My query is as follows : When the author considers the question,Why one cannot store tape-head positions as integers in the finite control? He justifies it by saying that The problem is that, while the positions are finite at any time, the complete set of positions possible at any time is infinite. Now the position number is finite. Now as per me, number of moves is also finite,so on adding or subtracting a finite number(due to the moves) to the position, we get a finite number as position. But is it so that the infiniteness described above is due to the fact that we do not possibly know the maximum number of finite moves exactly.
The author then derives the time-complexity of operation of the simulation as:
$Theorem$ $2$: The time taken by the one-tape TM $N$ of previous theorem to simulate $n$ moves of the $k$-tape TM $M$ is $O(n^{2})$.
PROOF: After $n$ moves of $M$ , the tape head markers cannot have separated by more than $2n$ cells.

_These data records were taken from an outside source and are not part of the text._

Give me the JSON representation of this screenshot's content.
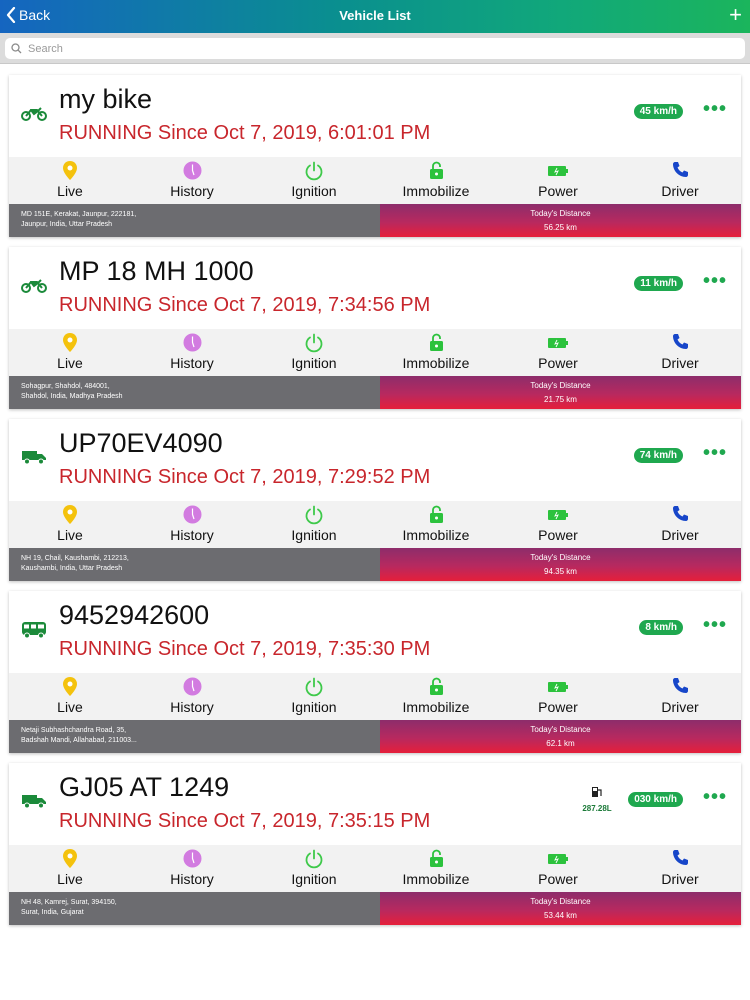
{
  "navbar": {
    "back_label": "Back",
    "title": "Vehicle List",
    "add_label": "+"
  },
  "search": {
    "placeholder": "Search"
  },
  "actions": [
    "Live",
    "History",
    "Ignition",
    "Immobilize",
    "Power",
    "Driver"
  ],
  "colors": {
    "running": "#c8262c",
    "accent_green": "#1fa84f",
    "live": "#f4c20d",
    "history": "#d27be0",
    "ignition": "#3ec94a",
    "driver": "#1746c9"
  },
  "vehicles": [
    {
      "name": "my bike",
      "icon": "motorbike-icon",
      "status": "RUNNING Since Oct 7, 2019, 6:01:01 PM",
      "speed": "45 km/h",
      "fuel": "",
      "address_line1": "MD 151E, Kerakat, Jaunpur, 222181,",
      "address_line2": "Jaunpur, India, Uttar Pradesh",
      "distance_label": "Today's Distance",
      "distance": "56.25 km"
    },
    {
      "name": "MP 18 MH 1000",
      "icon": "motorbike-icon",
      "status": "RUNNING Since Oct 7, 2019, 7:34:56 PM",
      "speed": "11 km/h",
      "fuel": "",
      "address_line1": "Sohagpur, Shahdol, 484001,",
      "address_line2": "Shahdol, India, Madhya Pradesh",
      "distance_label": "Today's Distance",
      "distance": "21.75 km"
    },
    {
      "name": "UP70EV4090",
      "icon": "truck-icon",
      "status": "RUNNING Since Oct 7, 2019, 7:29:52 PM",
      "speed": "74 km/h",
      "fuel": "",
      "address_line1": "NH 19, Chail, Kaushambi, 212213,",
      "address_line2": "Kaushambi, India, Uttar Pradesh",
      "distance_label": "Today's Distance",
      "distance": "94.35 km"
    },
    {
      "name": "9452942600",
      "icon": "bus-icon",
      "status": "RUNNING Since Oct 7, 2019, 7:35:30 PM",
      "speed": "8 km/h",
      "fuel": "",
      "address_line1": "Netaji Subhashchandra Road, 35,",
      "address_line2": "Badshah Mandi, Allahabad, 211003...",
      "distance_label": "Today's Distance",
      "distance": "62.1 km"
    },
    {
      "name": "GJ05 AT 1249",
      "icon": "truck-icon",
      "status": "RUNNING Since Oct 7, 2019, 7:35:15 PM",
      "speed": "030 km/h",
      "fuel": "287.28L",
      "address_line1": "NH 48, Kamrej, Surat, 394150,",
      "address_line2": "Surat, India, Gujarat",
      "distance_label": "Today's Distance",
      "distance": "53.44 km"
    }
  ]
}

Thus, if $N$ starts at the leftmost marker, it has to move no more than $2n$ cells right, to find all the head markers. It can then make an excursion leftward, changing the contents of the simulated tapes of $M$ , and moving head markers left or right as needed. Doing so requires no more than $2n$ moves left, plus at most $2k$ moves to reverse direction and write a marker $X$ in the cell to the right (in the case that a tape head of $M$ moves right). Thus, the number of moves by $N$ needed to simulate one of the first $n$ moves is no more than $4n + 2k$. Since $k$ is a constant, independent of the number of moves simulated, this number of moves is $O(n)$. To simulate $n$ moves requires no more than $n$ times this amount, or $O(n^{2})$.▄
Now my query is when the author is considering the derivation of the time complexity of the simulation he says that after $n$ moves of the MULTI-TAPE turing machine, the relative position of the head markers in the simulation is at most $2n$ (i.e. worst case). Now the tape-head markers are arbitrary distance apart before any move of the multi-tape TM. Let the distance be $d$. So after the said $n$ moves of the multi-tape turing machine, the left head marker can go at most $n$ cells left and the right head marker can go at most $n$ cells right. So the relative worst case distance is $2n+d$. Now in each move the relative distance is obviously upper bounded by the term $2n+d$ and then we do the later calculation. The way I am thinking I am getting an extra term $d$ , which is not considered by the author.